Date: Wednesday, 8th November 2017 at 2pm
Place: LORIA, room A008
Speaker: Victor Bisot (Télécom Paristech)

Title: Learning nonnegative representations for environmental sound analysis

Abstract: The growing interest for environmental sound analysis tasks is followed by an important increase of deep learning-based approaches. As most focus on finding adapted neural network architecture or algorithms, few works question the choice of the input representation. In this talk, we will discuss how nonnegative matrix factorization-based feature learning techniques are suited for such tasks, especially when used as input of deep neural networks. We start by highlighting the usefulness of unsupervised NMF variants for feature learning in multi-source environments.

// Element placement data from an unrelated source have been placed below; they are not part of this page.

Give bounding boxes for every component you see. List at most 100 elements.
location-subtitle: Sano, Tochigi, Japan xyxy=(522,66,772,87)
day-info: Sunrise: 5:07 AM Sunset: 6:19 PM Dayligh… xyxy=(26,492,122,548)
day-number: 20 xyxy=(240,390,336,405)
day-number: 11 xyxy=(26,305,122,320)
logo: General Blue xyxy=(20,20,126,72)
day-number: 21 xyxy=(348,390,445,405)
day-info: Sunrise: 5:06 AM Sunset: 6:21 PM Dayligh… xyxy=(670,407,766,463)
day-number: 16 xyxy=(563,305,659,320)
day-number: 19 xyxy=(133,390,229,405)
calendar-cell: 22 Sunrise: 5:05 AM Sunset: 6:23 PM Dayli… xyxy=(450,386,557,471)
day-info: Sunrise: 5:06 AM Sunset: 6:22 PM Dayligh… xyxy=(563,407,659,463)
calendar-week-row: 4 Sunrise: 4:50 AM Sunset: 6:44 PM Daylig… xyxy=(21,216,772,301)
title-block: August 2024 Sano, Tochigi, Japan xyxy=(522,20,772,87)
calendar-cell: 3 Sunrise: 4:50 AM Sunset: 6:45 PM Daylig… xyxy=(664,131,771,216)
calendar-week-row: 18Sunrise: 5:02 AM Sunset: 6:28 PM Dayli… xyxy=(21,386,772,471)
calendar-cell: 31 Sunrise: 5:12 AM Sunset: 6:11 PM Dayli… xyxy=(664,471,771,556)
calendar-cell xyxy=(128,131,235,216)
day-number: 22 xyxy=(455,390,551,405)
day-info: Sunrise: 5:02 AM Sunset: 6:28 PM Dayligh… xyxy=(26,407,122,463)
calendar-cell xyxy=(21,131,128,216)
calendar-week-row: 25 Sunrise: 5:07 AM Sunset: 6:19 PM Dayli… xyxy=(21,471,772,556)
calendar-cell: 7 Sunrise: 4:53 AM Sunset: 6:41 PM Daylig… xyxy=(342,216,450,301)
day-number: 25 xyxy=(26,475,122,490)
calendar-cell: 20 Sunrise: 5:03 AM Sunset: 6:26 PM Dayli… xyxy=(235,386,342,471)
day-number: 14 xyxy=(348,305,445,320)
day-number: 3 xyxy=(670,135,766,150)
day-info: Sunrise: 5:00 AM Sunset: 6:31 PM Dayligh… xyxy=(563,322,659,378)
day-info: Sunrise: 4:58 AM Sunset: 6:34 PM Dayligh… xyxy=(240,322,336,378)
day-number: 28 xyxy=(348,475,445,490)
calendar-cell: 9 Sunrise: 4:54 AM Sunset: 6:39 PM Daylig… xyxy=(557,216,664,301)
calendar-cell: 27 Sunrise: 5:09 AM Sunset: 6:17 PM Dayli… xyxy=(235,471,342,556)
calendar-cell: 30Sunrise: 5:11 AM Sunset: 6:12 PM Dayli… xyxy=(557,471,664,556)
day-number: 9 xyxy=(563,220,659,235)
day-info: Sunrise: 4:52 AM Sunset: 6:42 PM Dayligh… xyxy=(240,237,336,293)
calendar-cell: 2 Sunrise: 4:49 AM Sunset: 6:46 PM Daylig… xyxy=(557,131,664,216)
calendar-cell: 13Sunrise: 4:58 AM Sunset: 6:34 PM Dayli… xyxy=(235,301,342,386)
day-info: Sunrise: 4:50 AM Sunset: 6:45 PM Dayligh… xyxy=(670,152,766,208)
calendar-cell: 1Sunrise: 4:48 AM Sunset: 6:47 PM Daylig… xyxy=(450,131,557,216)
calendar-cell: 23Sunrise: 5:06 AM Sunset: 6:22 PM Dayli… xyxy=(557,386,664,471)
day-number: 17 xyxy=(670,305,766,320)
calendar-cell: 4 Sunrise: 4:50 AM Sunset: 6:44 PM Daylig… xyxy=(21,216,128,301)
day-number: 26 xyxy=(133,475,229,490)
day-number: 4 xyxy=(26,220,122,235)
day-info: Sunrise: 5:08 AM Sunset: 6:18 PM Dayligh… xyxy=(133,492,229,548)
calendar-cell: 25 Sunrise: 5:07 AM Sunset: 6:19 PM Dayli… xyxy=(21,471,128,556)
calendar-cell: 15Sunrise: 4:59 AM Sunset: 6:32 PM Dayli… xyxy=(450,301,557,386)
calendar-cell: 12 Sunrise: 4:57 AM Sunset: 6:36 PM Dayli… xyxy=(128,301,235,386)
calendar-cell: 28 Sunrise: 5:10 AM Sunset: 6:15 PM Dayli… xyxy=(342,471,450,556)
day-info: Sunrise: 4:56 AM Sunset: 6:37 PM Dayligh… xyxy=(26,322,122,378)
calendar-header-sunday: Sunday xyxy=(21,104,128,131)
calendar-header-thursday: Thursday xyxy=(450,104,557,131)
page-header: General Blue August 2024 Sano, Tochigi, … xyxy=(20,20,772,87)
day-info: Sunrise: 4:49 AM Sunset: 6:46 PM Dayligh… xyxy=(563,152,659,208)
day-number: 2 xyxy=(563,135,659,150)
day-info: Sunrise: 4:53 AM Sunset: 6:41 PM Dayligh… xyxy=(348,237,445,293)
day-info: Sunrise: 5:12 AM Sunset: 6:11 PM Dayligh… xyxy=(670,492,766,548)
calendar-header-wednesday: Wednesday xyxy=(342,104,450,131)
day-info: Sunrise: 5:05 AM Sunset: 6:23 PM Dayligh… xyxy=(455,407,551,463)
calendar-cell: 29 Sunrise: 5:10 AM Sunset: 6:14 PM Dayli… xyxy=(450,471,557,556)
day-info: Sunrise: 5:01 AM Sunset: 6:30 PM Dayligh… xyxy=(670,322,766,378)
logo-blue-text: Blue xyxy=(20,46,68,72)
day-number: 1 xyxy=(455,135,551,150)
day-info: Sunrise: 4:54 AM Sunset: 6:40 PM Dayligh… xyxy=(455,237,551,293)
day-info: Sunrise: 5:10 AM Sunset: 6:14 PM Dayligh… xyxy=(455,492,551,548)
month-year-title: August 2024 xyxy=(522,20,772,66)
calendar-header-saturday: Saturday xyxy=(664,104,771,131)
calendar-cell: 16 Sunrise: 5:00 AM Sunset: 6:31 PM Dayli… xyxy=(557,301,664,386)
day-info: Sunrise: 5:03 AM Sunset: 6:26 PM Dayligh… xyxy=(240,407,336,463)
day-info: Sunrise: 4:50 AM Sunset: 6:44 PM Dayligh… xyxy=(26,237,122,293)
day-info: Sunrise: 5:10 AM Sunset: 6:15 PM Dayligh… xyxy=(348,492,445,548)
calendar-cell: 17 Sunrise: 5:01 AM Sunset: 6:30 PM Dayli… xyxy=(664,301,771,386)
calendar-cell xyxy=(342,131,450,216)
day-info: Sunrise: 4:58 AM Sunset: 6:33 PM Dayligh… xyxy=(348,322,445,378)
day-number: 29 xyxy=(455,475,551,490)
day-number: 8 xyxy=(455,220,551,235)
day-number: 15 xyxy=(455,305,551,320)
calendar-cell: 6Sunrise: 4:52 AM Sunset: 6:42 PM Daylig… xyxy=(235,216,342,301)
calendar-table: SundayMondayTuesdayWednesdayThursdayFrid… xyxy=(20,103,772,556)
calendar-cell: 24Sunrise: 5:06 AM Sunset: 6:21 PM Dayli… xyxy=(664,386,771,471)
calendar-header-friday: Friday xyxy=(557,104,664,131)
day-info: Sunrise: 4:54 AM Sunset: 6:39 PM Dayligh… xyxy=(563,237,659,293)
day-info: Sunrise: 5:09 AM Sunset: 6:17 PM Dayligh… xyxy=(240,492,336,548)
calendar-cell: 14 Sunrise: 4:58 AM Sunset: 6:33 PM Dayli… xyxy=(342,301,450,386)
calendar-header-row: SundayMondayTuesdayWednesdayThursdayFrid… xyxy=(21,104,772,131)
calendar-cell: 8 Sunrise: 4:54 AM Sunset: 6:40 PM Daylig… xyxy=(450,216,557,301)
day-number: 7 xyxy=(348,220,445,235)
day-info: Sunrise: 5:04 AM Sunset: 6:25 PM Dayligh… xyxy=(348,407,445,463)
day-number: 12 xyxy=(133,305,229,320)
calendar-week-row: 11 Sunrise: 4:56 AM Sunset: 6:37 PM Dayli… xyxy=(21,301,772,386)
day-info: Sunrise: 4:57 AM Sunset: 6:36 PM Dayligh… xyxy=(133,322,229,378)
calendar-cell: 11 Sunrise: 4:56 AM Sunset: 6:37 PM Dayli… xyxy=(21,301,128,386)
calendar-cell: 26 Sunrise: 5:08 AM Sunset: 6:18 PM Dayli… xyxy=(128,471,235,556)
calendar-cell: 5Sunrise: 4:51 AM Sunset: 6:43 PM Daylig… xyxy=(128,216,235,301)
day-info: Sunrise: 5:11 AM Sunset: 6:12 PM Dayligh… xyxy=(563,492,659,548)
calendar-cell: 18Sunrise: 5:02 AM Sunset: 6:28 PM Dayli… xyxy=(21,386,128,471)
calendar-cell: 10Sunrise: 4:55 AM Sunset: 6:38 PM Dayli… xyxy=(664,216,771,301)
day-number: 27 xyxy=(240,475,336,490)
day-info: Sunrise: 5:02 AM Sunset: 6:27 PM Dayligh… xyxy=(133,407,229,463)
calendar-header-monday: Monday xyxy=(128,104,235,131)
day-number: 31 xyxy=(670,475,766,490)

Next, we introduce a supervised variant of NMF known as TNMF (Task-driven NMF). The TNMF model aims at improving the quality of the decomposition by learning the nonnegative dictionaries that minimize the target classification loss. In a second part, we will exhibit similarities between NMF, TNMF and standard NN layers, justifying the potential of NMF-based features as input to various DNN models. The proposed models are evaluated on acoustic scene classification and overlapping sound event detection datasets and show improvements over standard CNN approaches for such tasks. Finally we will discuss how NMF dictionaries and neural networks parameters can be trained jointly in a common optimization problem by relying on the TNMF framework.